Just then there was a diversion caused by a great knocking on a door in the court. It proved to be none other than Mrs. Pace.

"She has come to spy out the nakedness of the land," whispered Judy to Mr. Kinsella, who had been having a long talk with her. Pierce had had so much to say of this delightful young lady that his uncle was determined to make her acquaintance and find out if she were the kind of girl to be a help to his beloved nephew, or if there could be a chance of Judy's being the type that he had unfortunately come in contact with in his youth, causing so much disaster to his happiness. Judy was in her gayest mood and was enjoying herself hugely, and Mr. Kinsella seemed to find her quite as delightful as Pierce had led him to believe her to be. That young man was looking rather disconsolate since his uncle was occupying the place he coveted. He wandered over to where Elise was examining some of Jo's miniatures. Elise, too, was a little wistful. She had looked forward with so much eagerness to meeting Mr. Kinsella again, and now on the first occasion when they might have had a real conversation, here he was spending the whole time laughing and talking with Julia Kean. She was glad of the diversion of Mrs. Pace's entrance, as it necessarily caused some cessation of what looked to her like a flirtation between Mr. Kinsella and Judy.

Enter, Mrs. Pace did, with a scornful sniff.
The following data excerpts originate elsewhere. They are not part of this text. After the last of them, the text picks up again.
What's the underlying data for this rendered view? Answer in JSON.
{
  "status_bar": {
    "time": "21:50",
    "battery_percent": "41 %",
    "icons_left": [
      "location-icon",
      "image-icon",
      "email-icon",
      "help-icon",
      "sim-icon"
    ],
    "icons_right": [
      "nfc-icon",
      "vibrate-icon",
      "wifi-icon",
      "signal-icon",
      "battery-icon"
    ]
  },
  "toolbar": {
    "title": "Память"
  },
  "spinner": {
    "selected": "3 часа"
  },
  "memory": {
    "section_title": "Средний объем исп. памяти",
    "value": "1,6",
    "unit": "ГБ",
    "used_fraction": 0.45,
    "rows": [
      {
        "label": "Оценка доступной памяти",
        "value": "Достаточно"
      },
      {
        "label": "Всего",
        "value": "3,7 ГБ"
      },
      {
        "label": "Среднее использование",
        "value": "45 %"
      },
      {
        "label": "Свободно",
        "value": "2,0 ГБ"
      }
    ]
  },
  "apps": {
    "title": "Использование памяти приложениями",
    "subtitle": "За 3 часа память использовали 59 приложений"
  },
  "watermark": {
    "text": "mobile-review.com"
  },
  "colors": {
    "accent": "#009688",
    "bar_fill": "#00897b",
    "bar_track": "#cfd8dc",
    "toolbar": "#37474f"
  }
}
After rapping sharply on the Browns' door and receiving no answer, she had made her way to the studio where the tea was being held. When Jo Bill opened the door, without waiting to tell her whom she was seeking, she swept into the room, "not like a ship in full sail," declared Judy to her companion, "but like a great coal barge in her shiny black satin and her huge jet bonnet."

Mrs. Brown introduced her to the members of the party with whom she was not already acquainted, but she acknowledged the honor only with a slight quiver of the stiff jet trimmings of her headgear.

"Well, Mrs. Brown! Is this what you left my house for?"

Mrs. Brown made no answer but Molly noticed that her nose was what Aunt Mary called "a-wucken'"; and she was wondering what would be the outcome of Mrs. Pace's rudeness, when Polly Perkins saved the day. He was taking tea to the uninvited guests at Jo's bidding. That young woman was totally oblivious and indifferent to Mrs. Pace's scornful attitude. She was Mrs. Brown's friend and she, Jo Bill, knew how to behave in her own house. Mrs. Pace was seated so that the last rays of the setting sun slanted through the window on her bonnet and the lighted lamp on the other hand shone full on her capacious chest, making the large square high lights of which Judy had made such merry jests. Polly handed her the cup of tea and slice of brioche and then backed away from her, standing with his eyes half closed and his hands clasped in adoration.

"Well, young man, what are you looking at me that way for?" snapped the irate Henny.

"Oh, Madame, you are so beautiful! You must pardon my raptures, but I am a cubist and you are exactly the type I am looking for to make myself famous withal. As I stand and gaze at you with my eyes half-closed, you present the most wonderful spectacle. I see a series of beautiful cubes, one on top of the other: black and gray, black and gray, and now and then where the light strikes, a brilliant white one. And oh, your chapeau! I can hardly wait to get to work on your portrait! You will sit to me, won't you?"

During this effusion, Mrs. Pace sat with a pleased smirk on her face. It had been many a long day since any one had called her beautiful, and no one had ever called her beautiful with such enthusiasm or wanted to paint her portrait. To be sure it was nothing but a small, pasty-faced, long-haired artist, but he was a man for all that, and his eyes were kind and earnest and his voice most appealing.

"I am a very busy woman," she answered gently, "but I will pose for you with pleasure, if it will help you in any way."